Gateway 3 occurs before occupation. The as-built documentation, including the golden thread of building information, must confirm that all RAAC and cladding works have been completed in accordance with the approved specification.

For developers working on schemes across multiple London boroughs, engaging chartered surveyors in West London or East London who are familiar with local Building Safety Regulator case management practices can materially reduce gateway processing times.

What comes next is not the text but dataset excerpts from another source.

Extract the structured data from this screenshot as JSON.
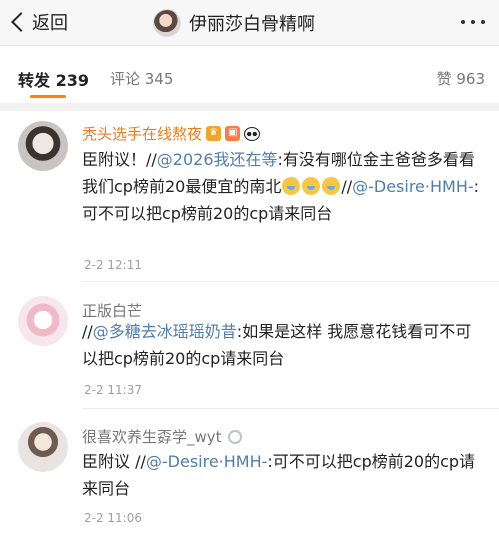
{
  "header": {
    "back_label": "返回",
    "title": "伊丽莎白骨精啊",
    "more_icon": "more-dots-icon"
  },
  "tabs": {
    "repost": "转发 239",
    "comment": "评论 345",
    "like": "赞 963",
    "accent_color": "#ff8200"
  },
  "comments": [
    {
      "username": "秃头选手在线熬夜",
      "badges": [
        "vip-crown-icon",
        "fan-badge-icon",
        "panda-emoji-icon"
      ],
      "prefix": "臣附议！//",
      "mention1": "@2026我还在等",
      "text1": ":有没有哪位金主爸爸多看看我们cp榜前20最便宜的南北",
      "text2": "//",
      "mention2": "@-Desire·HMH-",
      "text3": ":可不可以把cp榜前20的cp请来同台",
      "time": "2-2 12:11"
    },
    {
      "username": "正版白芒",
      "prefix": "//",
      "mention1": "@多糖去冰瑶瑶奶昔",
      "text1": ":如果是这样 我愿意花钱看可不可以把cp榜前20的cp请来同台",
      "time": "2-2 11:37"
    },
    {
      "username": "很喜欢养生孬学_wyt",
      "badges": [
        "ring-icon"
      ],
      "prefix": "臣附议 //",
      "mention1": "@-Desire·HMH-",
      "text1": ":可不可以把cp榜前20的cp请来同台",
      "time": "2-2 11:06"
    }
  ]
}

Practical Protocol Checklist for Level 3 RAAC and Cladding Surveys

The following checklist summarises the minimum scope for a Level 3 investigation aligned with Building Safety Act gateway requirements:

Confirm building construction date and procurement records
Review original structural drawings and any subsequent alterations
Conduct visual inspection of all accessible structural zones for RAAC indicators
Carry out intrusive confirmation (drill holes or ceiling lift) where RAAC is suspected
Produce a RAAC register with panel-by-panel condition ratings
Assess imposed loading changes under residential use
Identify all external wall system components and insulation types
Confirm ACM, HPL, or MCM panel presence and core category
Produce an EWS1 form or confirm requirements for one
Prepare an integrated remediation cost schedule
Align all findings with Gateway 1, 2, and 3 documentation requirements

Conclusion

Surveying RAAC and cladding risks in 2026 office-to-residential conversions through Level 3 protocols is the defining due diligence challenge for anyone active in the UK's urban conversion market this year. The combination of an ageing office stock built during the peak RAAC era, tightening Building Safety Act gateway requirements, and heightened lender and insurer scrutiny means that incomplete or superficial surveys are no longer commercially acceptable.

Actionable next steps for developers and their advisers:

Screen every target building against the 1950–1990s RAAC risk cohort before committing to heads of terms.
Commission a chartered structural engineer to lead the Level 3 investigation — not a general practice surveyor working alone.
Integrate cladding EWS assessment into the same investigation scope to avoid duplicated access costs and fragmented reporting.
Quantify RAAC and cladding risk in the development appraisal using the valuation adjustment ranges appropriate to the identified scenario.
Align all survey outputs with Building Safety Act Gateway 1, 2, and 3 documentation requirements from the outset.
Engage experienced chartered surveyors in London who can coordinate structural, fire safety, and valuation workstreams within a single due diligence programme.

The cost of a thorough Level 3 investigation is predictable and bounded. The cost of discovering RAAC or non-compliant cladding after exchange, mid-construction, or at Gateway 2 is neither.